Revenez, chers moutons, quittez ces lieux sauvages;
Vous irez désormais sur de plus beaux rivages:
Puisque mes vœux sont vains, de l'insensible Iris
Allons près de Climene oublier les mépris.

NOTES.

Corydon se plaint de l'insensibilité d'Iris, bergere d'un hameau étranger; il veut inutilement l'attirer dans ses campagnes.

Dans les champs qu'Aréthuse enrichit de ses eaux. Fontaine de Sicile.

Des chants dont le dieu Pan sait charmer l'Arcadie.
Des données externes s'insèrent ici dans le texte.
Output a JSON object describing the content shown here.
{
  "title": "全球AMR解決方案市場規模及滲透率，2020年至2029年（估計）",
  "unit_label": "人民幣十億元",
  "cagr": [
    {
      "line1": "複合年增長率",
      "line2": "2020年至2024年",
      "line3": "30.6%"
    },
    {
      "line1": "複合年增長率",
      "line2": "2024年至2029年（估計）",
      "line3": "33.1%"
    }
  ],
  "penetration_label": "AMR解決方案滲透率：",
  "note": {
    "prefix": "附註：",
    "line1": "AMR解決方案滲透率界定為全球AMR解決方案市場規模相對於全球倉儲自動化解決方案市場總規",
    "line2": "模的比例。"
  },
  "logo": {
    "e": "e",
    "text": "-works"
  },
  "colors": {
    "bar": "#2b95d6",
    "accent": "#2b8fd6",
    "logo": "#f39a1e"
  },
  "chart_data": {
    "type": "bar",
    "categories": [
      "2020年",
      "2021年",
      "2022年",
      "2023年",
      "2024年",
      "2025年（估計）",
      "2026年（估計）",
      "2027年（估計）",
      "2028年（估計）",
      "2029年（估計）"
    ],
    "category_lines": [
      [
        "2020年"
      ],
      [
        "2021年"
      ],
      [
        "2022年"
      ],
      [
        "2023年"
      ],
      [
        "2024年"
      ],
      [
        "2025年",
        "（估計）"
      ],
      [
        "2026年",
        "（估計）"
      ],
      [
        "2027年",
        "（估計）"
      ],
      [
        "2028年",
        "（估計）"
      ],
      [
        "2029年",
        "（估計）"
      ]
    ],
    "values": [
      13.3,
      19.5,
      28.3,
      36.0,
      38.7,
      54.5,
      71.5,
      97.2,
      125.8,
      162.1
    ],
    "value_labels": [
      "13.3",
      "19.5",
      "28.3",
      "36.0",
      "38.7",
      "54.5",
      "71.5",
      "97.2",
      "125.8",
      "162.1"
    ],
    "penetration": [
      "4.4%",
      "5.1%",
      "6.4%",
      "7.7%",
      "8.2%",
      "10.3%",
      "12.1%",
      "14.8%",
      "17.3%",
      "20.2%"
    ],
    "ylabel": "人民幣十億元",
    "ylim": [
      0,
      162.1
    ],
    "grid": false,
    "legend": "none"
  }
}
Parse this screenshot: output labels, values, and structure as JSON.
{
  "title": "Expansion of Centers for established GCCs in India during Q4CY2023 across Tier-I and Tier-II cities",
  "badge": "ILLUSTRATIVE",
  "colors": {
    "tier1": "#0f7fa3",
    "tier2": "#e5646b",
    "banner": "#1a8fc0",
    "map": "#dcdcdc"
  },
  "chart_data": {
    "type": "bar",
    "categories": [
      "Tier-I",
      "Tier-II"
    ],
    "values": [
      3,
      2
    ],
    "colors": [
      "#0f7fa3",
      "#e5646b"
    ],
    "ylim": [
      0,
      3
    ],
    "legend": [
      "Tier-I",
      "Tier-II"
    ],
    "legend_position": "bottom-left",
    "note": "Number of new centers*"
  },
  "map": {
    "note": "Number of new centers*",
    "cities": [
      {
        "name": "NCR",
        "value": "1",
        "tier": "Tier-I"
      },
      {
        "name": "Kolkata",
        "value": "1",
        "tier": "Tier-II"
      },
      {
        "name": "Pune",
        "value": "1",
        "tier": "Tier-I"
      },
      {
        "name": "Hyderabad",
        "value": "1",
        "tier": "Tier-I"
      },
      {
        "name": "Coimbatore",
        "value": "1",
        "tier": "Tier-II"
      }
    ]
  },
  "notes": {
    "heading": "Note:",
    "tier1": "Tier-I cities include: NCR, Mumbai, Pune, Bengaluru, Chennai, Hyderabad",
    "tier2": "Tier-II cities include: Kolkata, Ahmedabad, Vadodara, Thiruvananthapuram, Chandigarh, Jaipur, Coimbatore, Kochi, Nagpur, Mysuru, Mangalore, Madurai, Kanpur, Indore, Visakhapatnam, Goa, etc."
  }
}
Belle contrée du Péloponnese, consacrée autrefois aux déités champêtres, et dont les habitants, tous pasteurs, passoient pour les maîtres de la poésie bucolique.

III.

PALÉMON.

COMBAT PASTORAL.

PALÉMON, MÉNALQUE, DAMETE.

MÉNALQUE.

APPRENEZ-MOI, Damete, à qui sont les troupeaux Qu'on voit errer sans guide au bord de ces ruisseaux.

DAMETE.

J'en suis le conducteur, Lycas en est le maître;
Je les garde pour lui dans ce vallon champêtre.
MÉNALQUE.

O bercail malheureux! depuis que nuit et jour
Lycas près de Climene est conduit par l'amour,
Oubliant ses moutons, et ne songeant qu'à plaire,
Il ne s'attache plus qu'à ceux de sa bergere.
Troupeaux infortunés, votre sort fut plus doux
Tandis que, libre encor, Lycas n'aimoit que vous.
Ce pasteur mercenaire auquel il vous confie,
Loin des yeux du berger, détruit la bergerie.

DAMETE.

Vous deviez m'épargner ce reproche indiscret:
On vous connoît, Ménalque, on sait certain secret...
Rappelez-vous ce jour des fêtes d'Amathonte...
D'un plus ample détail je vous sauve la honte.
Vous m'entendez: alors les déesses des eaux
Rentrerent en riant au fond de leurs roseaux.
MÉNALQUE.

Quoi! rompis-je avec vous d'une main criminelle
Les arbrisseaux d'Arcas et sa vigne nouvelle?

DAMETE.

Quel berger ne sait point que sous ces vieux ormeaux Ménalque d'Eurylas brisa les chalumeaux?

Rival de ce pasteur, jaloux de sa victoire,

Votre cœur indigné ne put souffrir sa gloire;
Vous seriez mort enfin d'envie et de fureur
Si vous n'aviez pu nuire à ce berger vainqueur.
MÉNALQUE.

Qu'entends-je? sur quel ton me parleroit un maître,
Si ce pâtre à tel point ose se méconnoître ?
Quand Damon l'autre jour laissa seul son troupeau,
Ne vous ai-je point vu lui surprendre un chevreau?

DAMETE.

De ce prétendu vol Damon ne peut se plaindre.
Oui, j'ai pris ce chevreau; j'en conviendrai sans craindre,
Puisqu'il étoit le prix d'un combat pastoral
Où j'étois demeuré vainqueur de mon rival.